A cosa serve la cromatografia
La Cromatografia risponde prevalentemente a due esigenze:
- serve a scopo analitico, cioè ad analizzare una miscela e separare le sostanze da cui è composta per isolare i vari componenti;
- serve a scopo preparativo, cioè a separare le varie sostanze presenti in una miscela per ottenerle pure.
In ogni caso si tratta sempre di scomporre una miscela, o meglio una soluzione, quindi la possiamo chiamare una tecnica di separazione.
Le tecniche cromatografiche sono quasi sempre distruttive.
Significa che il materiale analizzato deve essere disciolto in soluzione liquida o in fase di vapore. In molti casi questo può rappresentare un problema.
Infatti se si volessero analizzare reperti antichi o particolarmente preziosi, come per esempio il telo di lino della Sacra Sindone, la tecnica della cromatografia non sarebbe adatta.
L’analisi cromatografica non è possibile senza il prelievo di un campione.
Il lato positivo però è che la quantità di campione richiesto è veramente minimo.
Sono sufficienti da 1 ml a 1 µl di soluzione, che corrispondono a pochi mg di campione solido.
A titolo di esempio, è possibile analizzare le sostanze utilizzate per colorare i tessuti nell’antichità.
L’identificazione dei vari coloranti è possibile però solo se si possiedono gli standard di composizione di sostanze già conosciute.

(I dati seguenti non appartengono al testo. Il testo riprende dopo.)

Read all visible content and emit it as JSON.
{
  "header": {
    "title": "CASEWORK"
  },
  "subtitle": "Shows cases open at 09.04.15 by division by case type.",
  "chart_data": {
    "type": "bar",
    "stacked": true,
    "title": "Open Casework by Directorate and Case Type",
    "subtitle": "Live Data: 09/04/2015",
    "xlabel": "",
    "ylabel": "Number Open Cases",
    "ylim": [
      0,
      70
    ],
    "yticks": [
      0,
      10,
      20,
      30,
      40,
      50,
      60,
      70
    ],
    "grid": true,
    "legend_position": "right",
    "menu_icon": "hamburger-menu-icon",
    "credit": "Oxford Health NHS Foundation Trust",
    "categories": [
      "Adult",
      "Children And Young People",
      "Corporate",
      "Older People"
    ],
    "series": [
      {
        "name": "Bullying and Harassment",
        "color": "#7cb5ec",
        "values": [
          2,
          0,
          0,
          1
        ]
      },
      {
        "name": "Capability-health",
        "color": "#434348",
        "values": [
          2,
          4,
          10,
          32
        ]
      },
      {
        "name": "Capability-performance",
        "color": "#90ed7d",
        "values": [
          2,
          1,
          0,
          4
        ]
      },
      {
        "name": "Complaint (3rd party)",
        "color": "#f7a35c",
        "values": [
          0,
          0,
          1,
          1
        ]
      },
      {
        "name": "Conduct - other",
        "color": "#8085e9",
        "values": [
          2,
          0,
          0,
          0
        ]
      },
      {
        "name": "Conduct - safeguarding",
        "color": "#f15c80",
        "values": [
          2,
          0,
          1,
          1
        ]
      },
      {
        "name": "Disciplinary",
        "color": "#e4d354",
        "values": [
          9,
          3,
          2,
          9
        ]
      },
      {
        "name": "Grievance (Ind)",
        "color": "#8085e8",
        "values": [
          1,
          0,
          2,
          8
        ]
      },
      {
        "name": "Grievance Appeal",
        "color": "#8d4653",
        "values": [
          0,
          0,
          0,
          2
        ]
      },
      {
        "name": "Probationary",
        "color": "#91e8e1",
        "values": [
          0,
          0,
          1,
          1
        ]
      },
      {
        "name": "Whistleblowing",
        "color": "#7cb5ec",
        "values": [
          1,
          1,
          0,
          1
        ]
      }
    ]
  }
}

Per poter effettuare un confronto, è necessario però avere informazioni sul maggior numero possibile di sostanze.
Ad esempio molto spesso, per certi colori, venivano utilizzate sostanze provenienti dagli insetti, anche in miscela fra loro.
Il colore risultante era ottenuto dal contributo di più sostanze coloranti, spesso tenute insieme da altre sostanze leganti e conservanti.
Oppure, per citare un altro caso, grazie alla cromatografia è stato possibile determinare la natura di residui alimentari ritrovati in un sito archeologico romano.
Dai risulti sono emersi:
- pirrolo e toluene come marcatori per le proteine;
- furano come marcatore per i carboidrati;
- acidi organici come marcatori per grassi, cere e olii.
Grazie a questo strumento è possibile dare risposte impensabili fino al secolo scorso.